Em resposta a uma amiga distante, sentiu o gosto amargo formando-se à medida que escrevia. "As papilas gustativas da ponta da língua detectam os sabores doces; as laterais, os sabores salgados e ácidos; e as da
parte posterior da língua, os sabores amargos (Manual Merck)".
__ Hum... Nem sabia que estava assim hoje....
A vinda que não se concretizou, o fim de semana pacato, os filmes que decepcionaram, a fome que insiste em aparecer em sua sabe-se lá X tentativa de fechar a boca e emagrecer. A mãe preocupada vem perguntar se não vai comer mais nada. Diz que não é assim que se faz, que ela tem que fazer exercícios, caminhar no calçadão, pelo menos, que tem que se reeducar - a ladainha de sempre.
__ Calma aí, se não esquento com o meu peso e os muitos quilos a mais, reclamam. Não são nem um pouco sutis em suas observações e dizem que tenho que me cuidar, que tenho que gostar de mim. Agora que botei na cabeça a idéia e estou tentando, falam que não é bem assim e fazem aqueles pratos irresistíveis - macarrão aos quatro queijos, churrasco, farofa. Eu que sei a dificuldade de segurar a vontade louca e gorda de comer pizza, chocolate, salgados, de tomar um sorvete e todas essas coisas proibidas. Quer saber, foda-se. Não sou louca e sei que se ficar sem comer vou passar mal, vou virar anoréxica, esse papo todo.
A verdade é que os resultados demoram e as insatisfações vão continuar. Verão, praia, piscina, ela passa longe disso. Sempre vem com aquela farsa de não gosto disso, mas o terror de colocar um biquíni, a raiva e a inveja de ver as lindas, magras e saradas... Não, ela não agüentaria. Pelo menos, hoje não. E vão dizer que isso é bobagem, que ela não pode ser assim, mas é muito fácil falar e julgar. Principalmente porque a maioria que diz isso, não tem o mesmo problema, não sabe como é. Como a mãe, a irmã, deus e o mundo.
__ Pronto, falei. Estou parecendo uma psico, uma louca que não tem auto-estima, obcecada, mas não sou assim. Acreditem ou não.
Por que as pessoas nos filmes, as celebridades, os outros, têm vidas tão interessantes? São tão autênticos, cheios de histórias, dores, amores, amigos, diversão, e fazem a gente se sentir pequenininho, pequeninho. Sem graça, chato, politicamente correto, sem sorte.

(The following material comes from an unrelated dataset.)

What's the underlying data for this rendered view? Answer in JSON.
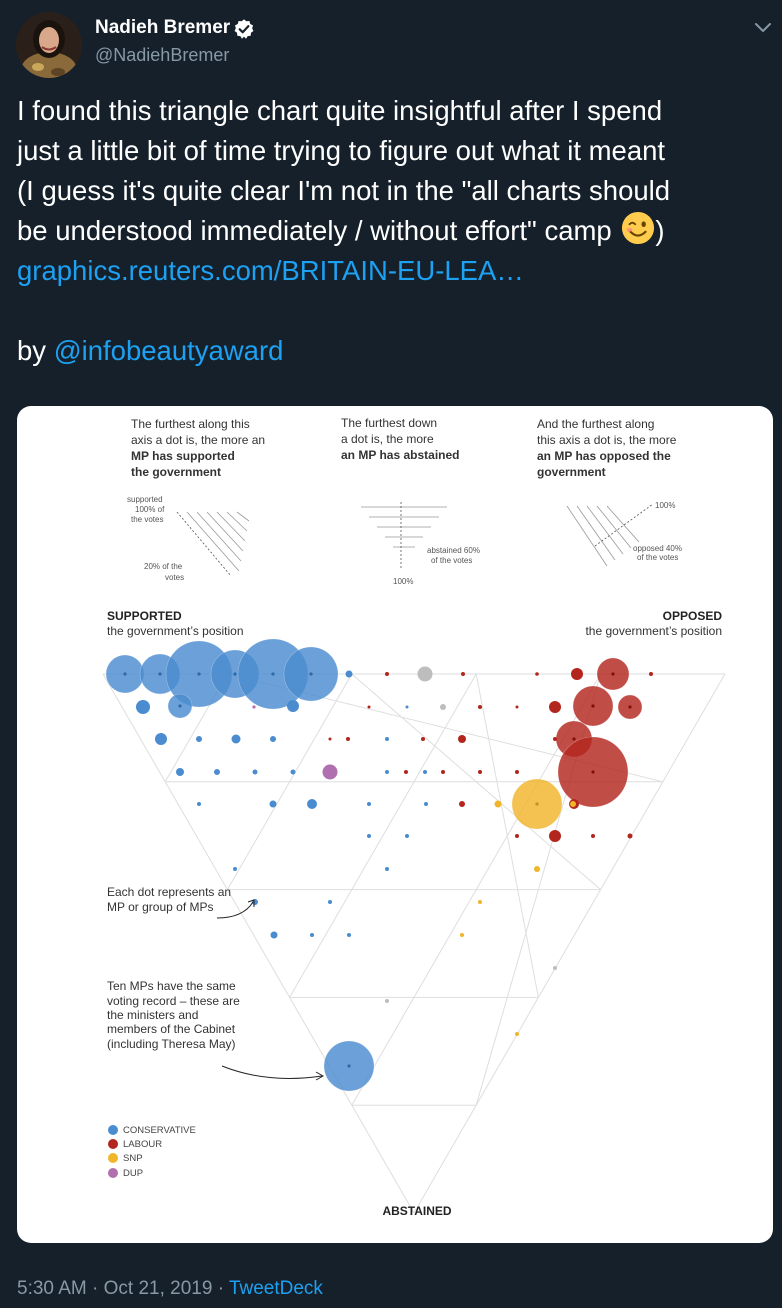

__ Hein? Me diz porquê, me explica, tenta me convencer do contrário. Me abraça. Por que tantas neuras? Por que a gente é assim? E que se dane se os porques estiverem escritos errado, porque eu não sei mesmo qual a regra de uso dos porques.
Cadê o meu jardim? Ela lembra da peça que a amiga assistiu em BH, que ela ficou com vontade de ver também, ao ouvi-la contar. Ca-dê-o-meu-jar-dim?
__ Explico: essa pergunta seria, pelo que eu pude entender e como eu quero que seja aqui, cadê a minha parte boa, quando chegará a minha hora, a hora de ser feliz?
E a compra que a deixou em dúvida, mas acabou não resistindo. Um DVD. Foi só instalar para ele perder todo o seu valor. Para surgir a dúvida: ela precisava mesmo disso? Não poderia ter esperado?
O filme "Anjos do Sol", crianças sendo corrompidas, machucadas, humilhadas, destroçadas, para satisfazer os desejos dos homens, doentes. Como isso pode acontecer??? Onde vai parar a humanidade? Estamos nos destruindo e parece não ter mais volta.
A falta do que fazer, a solidão, os problemas que a gente insiste em criar e o velho ditado: cabeça vazia, oficina do diabo.